Birdie Boone, an artist that I was introduced to during the 2015 NCECA Conference (not personally introduced, but that would have been wonderful). Birdie actually received a B.A. in Fine Arts from The College of William and Mary in Virginia in 1994, and her B.F.A. in Artisanry/Ceramics from the University of Massachusetts in 2005. She is most known for her long term standing at the Archie Bray Foundation for the Ceramic Arts from 2007-2009. Boone is also known for her tableware and researching the social tendencies and their effects on personal identity.
Boone is about simplicity and form. She keeps most of her forms rather understated and these require the viewer to physically have them in their hand to notice the subtle details. Most of her pieces, like the one above, possess a domestic characteristic; thus they serve a purpose. Not only do they serve this purpose, the artwork subjects itself to open possibilities of affecting their users senses.

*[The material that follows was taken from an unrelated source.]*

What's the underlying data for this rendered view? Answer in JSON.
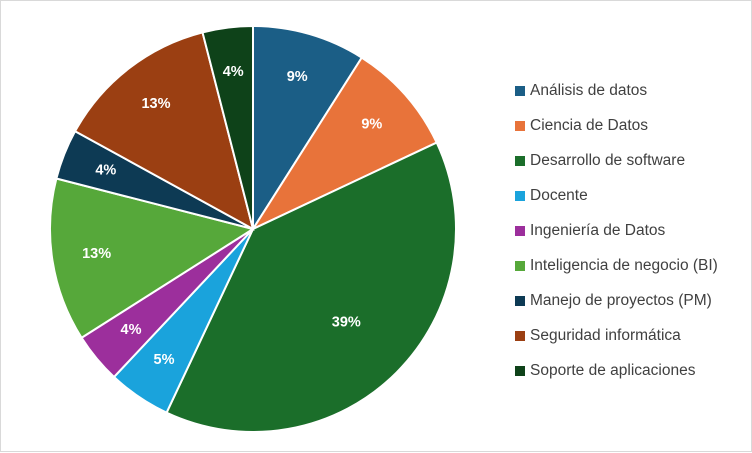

Birdie’s work, as simple as it seems, affects the world around it. This vase-like form above not only serves the purpose of holding the flowers but it also activates the space around the flowers. Instead of seeing a typical centerpiece the viewer is invited to everything in it and around it as well.
I was attracted to Birdie’s pieces when I saw them within one of the booths during NCECA. I found them so enticing to look at for not only their beautiful glaze application but also for the simplicity. There were so many other things going on around me and yet her pieces grabbed my attention. It was at this point too that I felt inspired by her form to create something similar but far more dramatized (mostly the bottom form). Her process and forms are what currently give me inspiration.